4. “A utilização de contratos de prestação de serviços indica a presença de algum profissionalismo e, presumivelmente, de alguma qualidade”.
Em certa ocasião, escutei de uma advogada algo como:
“Quem não sabe elaborar um contrato sobre o serviço que prestará não conhece realmente esse serviço. Quem não sabe elaborar um orçamento sobre o serviço que prestará não sabe ‘fazer o serviço’. Há pormenores que são relevantes ou dignos de discriminação e/ou citação em contratos”.
Acompanho essas afirmações. Definir criteriosa e consistentemente o preço de produtos e de prestações de serviços é uma habilidade necessária à longevidade profissional.
5. “Atitudes individualmente vantajosas podem nos conduzir a resultados coletivamente desvantajosos”.
Chang (2013, p. 235) pondera que, no âmbito dos mercados financeiros, “ações individualmente racionais podem conduzir a um resultado irracional coletivo”. Ainda que providências e/ou ações possam satisfazer individualmente necessidades mínimas, é necessário averiguar se são coletivamente livres de impactos perniciosos e/ou repercussões negativas.
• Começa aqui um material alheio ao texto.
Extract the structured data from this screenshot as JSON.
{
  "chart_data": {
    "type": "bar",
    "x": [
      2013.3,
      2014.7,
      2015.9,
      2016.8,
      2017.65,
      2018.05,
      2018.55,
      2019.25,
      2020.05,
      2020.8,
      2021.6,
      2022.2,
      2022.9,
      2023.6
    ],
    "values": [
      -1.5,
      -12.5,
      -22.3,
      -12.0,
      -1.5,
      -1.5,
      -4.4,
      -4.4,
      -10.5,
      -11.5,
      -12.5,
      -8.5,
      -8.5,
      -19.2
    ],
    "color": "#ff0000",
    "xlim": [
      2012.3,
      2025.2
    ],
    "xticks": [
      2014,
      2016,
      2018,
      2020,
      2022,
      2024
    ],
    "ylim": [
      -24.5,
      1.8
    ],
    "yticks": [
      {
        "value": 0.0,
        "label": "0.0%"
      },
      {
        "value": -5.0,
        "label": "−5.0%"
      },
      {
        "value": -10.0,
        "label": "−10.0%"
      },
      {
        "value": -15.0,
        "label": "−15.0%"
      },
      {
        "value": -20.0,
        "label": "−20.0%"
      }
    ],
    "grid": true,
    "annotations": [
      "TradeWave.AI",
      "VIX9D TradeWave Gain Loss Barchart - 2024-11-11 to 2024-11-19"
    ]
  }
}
Providências e/ou ações individualmente racionais podem conduzir a resultados coletivamente inadequados. Redes de abastecimento de água, serviços de coleta domiciliar de resíduos sólidos e serviços de transporte coletivo exemplificam providências e/ou ações mais aptas para a satisfação, em âmbito coletivo, das necessidades mínimas e básicas que, respectivamente, o emprego de poços artesianos, a disposição de resíduos em tambores ou valas e o uso individual de veículos automotores privados.
Há práticas profissionais amplas e diversificadas nas quais muitas tarefas são cumpridas sem repetições. Há práticas que se limitam a nichos específicos em que poucas tarefas são repetidas inúmeras vezes. Há muitas nuances entre esses extremos. Em cada viés profissional, há aprendizados a serem vivenciados. Fica relevante, assim, buscarmos ser melhores hoje do que o fomos ontem.
Referências bibliográficas:
CHANG, H.. 23 coisas que não nos contaram sobre o Capitalismo. São Paulo, SP: Pensamento-cultrix Ltda., 2013. 368 p.